はっとした。もしかして柴崎さんは、佐藤さんか、あるいは他の取り巻きの誰かと付き合っているから気分を害したのかもしれない。

「いや、好きだなんてそんなんじゃ! ただちょっと目の保養にする程度で、ホントに」
「お前は……部長とやけに親しいから、――だと思ってたんだがな」
「え、部長がなんですか?」
「……なんでもない」

やはり機嫌を損ねてしまった。もしかして少し仲良くなれるかも、と思っていたのに。
女の子に囲まれて、嫌味なくらい完璧で、いつも視線で何かを訴えているように見えて――苦手な相手だったはずなのに、開きかけた心を閉ざされたように感じて、俺は何故か気分が落ち込んでしまう。
 俯き気味に、今度こそ帰ろうと立ち上がったときだった。


「!?」

後ろから、何かが、というか明らかに柴崎さんが、覆いかぶさるように抱きついてきたのだ。

「…………」
「あ、あの!?柴崎さん?具合、悪いんですかっ?」

もう、びっくりしたなんてものじゃない。心臓が、これでもかと早鐘を打って――、早鐘を……?
マラソン中のように鼓動が速まる心臓を持て余し、立ち尽くすことしかできない。
柴崎さんも人間なんだな。意外と体温が高い。それに鼓動も感じる。俺のとどっちがどっちか分からないけど。
身体は全体的に逞しくて、女の子が抱かれたがるのも納得だし、敗北感は感じるし、もうめちゃくちゃだ。
心臓がもうオーバーヒートしそう。なんだこれは、一体なんなんだ。

「……すまない」

1分にも1時間にも思えた時間は、ふいに柴崎さんが離れたことで終わった。
――どうしよう。

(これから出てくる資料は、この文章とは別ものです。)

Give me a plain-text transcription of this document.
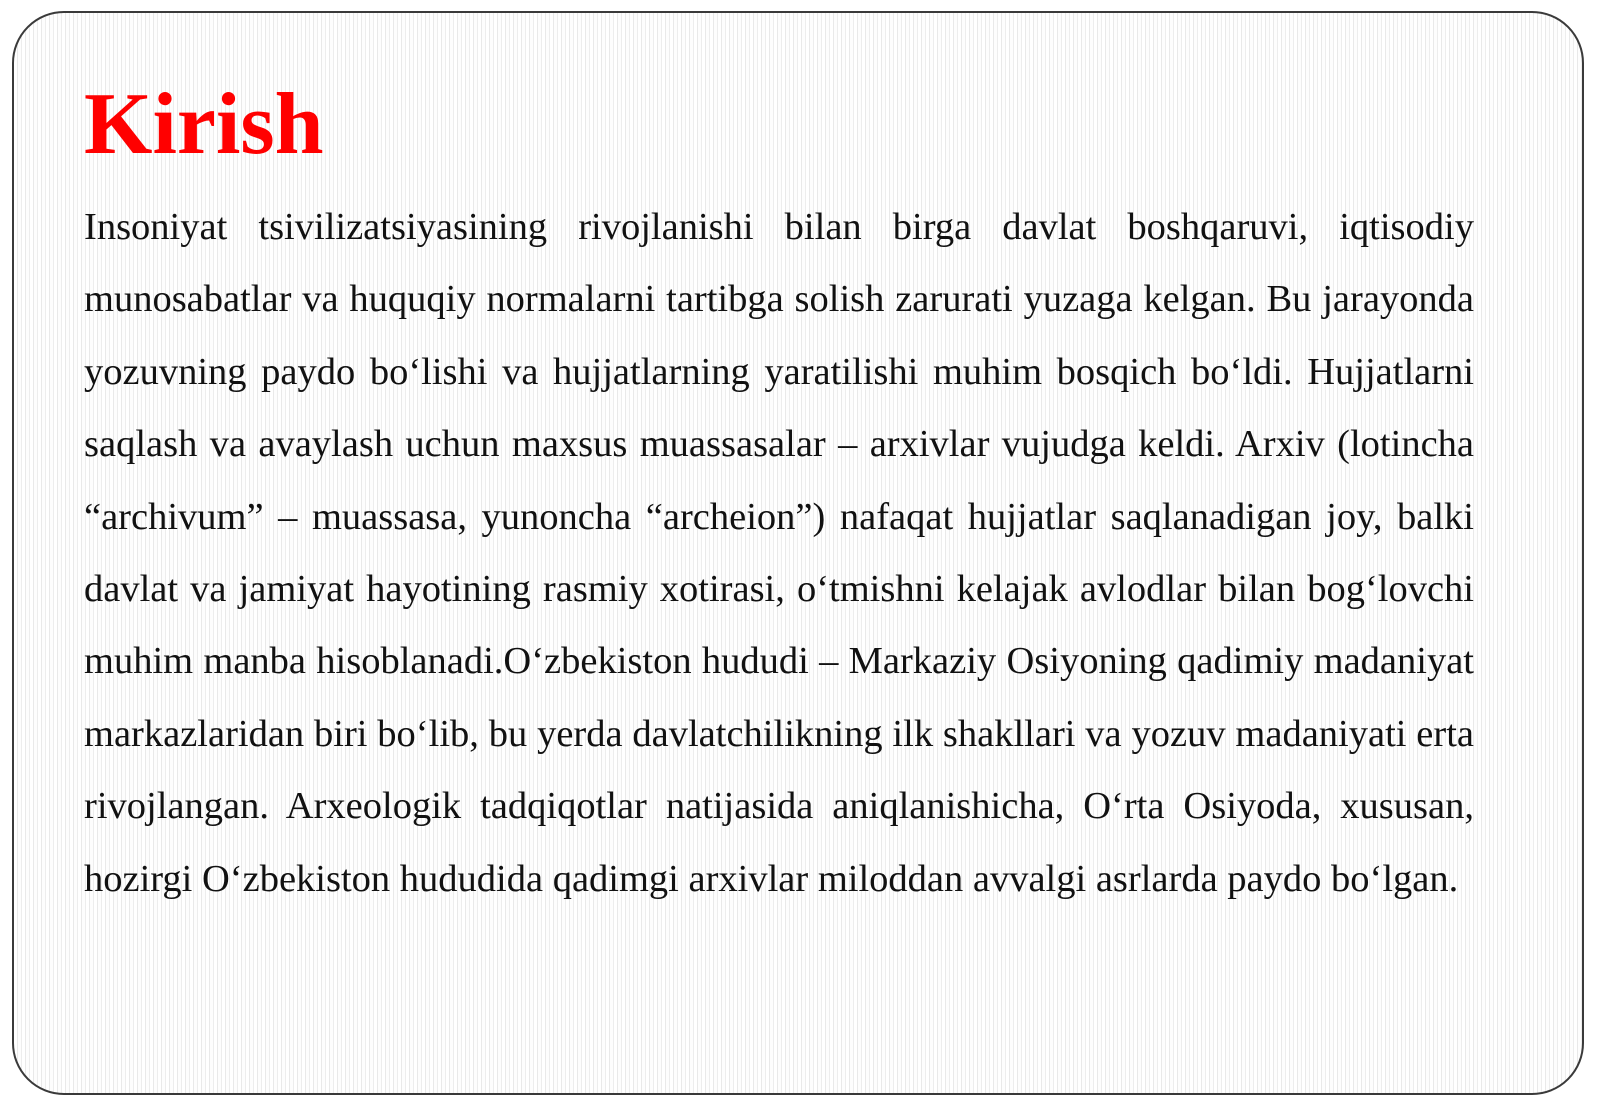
Kirish

Insoniyat tsivilizatsiyasining rivojlanishi bilan birga davlat boshqaruvi, iqtisodiy munosabatlar va huquqiy normalarni tartibga solish zarurati yuzaga kelgan. Bu jarayonda yozuvning paydo bo‘lishi va hujjatlarning yaratilishi muhim bosqich bo‘ldi. Hujjatlarni saqlash va avaylash uchun maxsus muassasalar – arxivlar vujudga keldi. Arxiv (lotincha “archivum” – muassasa, yunoncha “archeion”) nafaqat hujjatlar saqlanadigan joy, balki davlat va jamiyat hayotining rasmiy xotirasi, o‘tmishni kelajak avlodlar bilan bog‘lovchi muhim manba hisoblanadi.O‘zbekiston hududi – Markaziy Osiyoning qadimiy madaniyat markazlaridan biri bo‘lib, bu yerda davlatchilikning ilk shakllari va yozuv madaniyati erta rivojlangan. Arxeologik tadqiqotlar natijasida aniqlanishicha, O‘rta Osiyoda, xususan, hozirgi O‘zbekiston hududida qadimgi arxivlar miloddan avvalgi asrlarda paydo bo‘lgan.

謝られたって困る。柴崎さんは一体どうしたんだ。俺も一体どうしたんだ。わけが分からない。
でもとりあえず、何か言わなきゃ。

「あの……」
「……」
「あの、よくわからないけど、体調悪かったんですか……? 気にしてない、ですから。無性に何かに抱きつきたくなることってたまにありますよね。俺弟がいて、いつもは生意気なくせに風邪ひいたときだけはちょっと甘えてきて、手を握ったら握り返したりしてきて、そういうときは可愛いなーって。まあ十年前とかの話で今はもう全然可愛くないんですけど」

自分でもどうでもいい話だと思いながら思いついたことを垂れ流す。だって、沈黙が耐えられないのだ。引きつった笑みを浮かべ、俺は柴崎さんを伺った。
なんだ、これ。見てはいけないものを見てしまったような――。
柴崎さんは、やなり少し顔を逸らして、端正な眉に皺を寄せて――その耳は、微かに赤くなっていた。
その姿を見た俺は、柴崎さんより真っ赤になってしまったかもしれない。

「すまない」

そう呟くと同時に後ろを向き、柴崎さんは部室から出て行った。
俺はというと、しばらくその場に一人で立ちつくしていた。




 俺は女の子が好きだった。全くモテないし、手を握ったことも、キスをしたこともない。それでも、いつかは好きになった子と付き合って、いずれ結婚することを、まるで乙女のように夢見ていた。
 だけどそのときの俺は確かに、柴崎行貴という読めない男に、微かなときめきのようなものを感じてしまったのだ。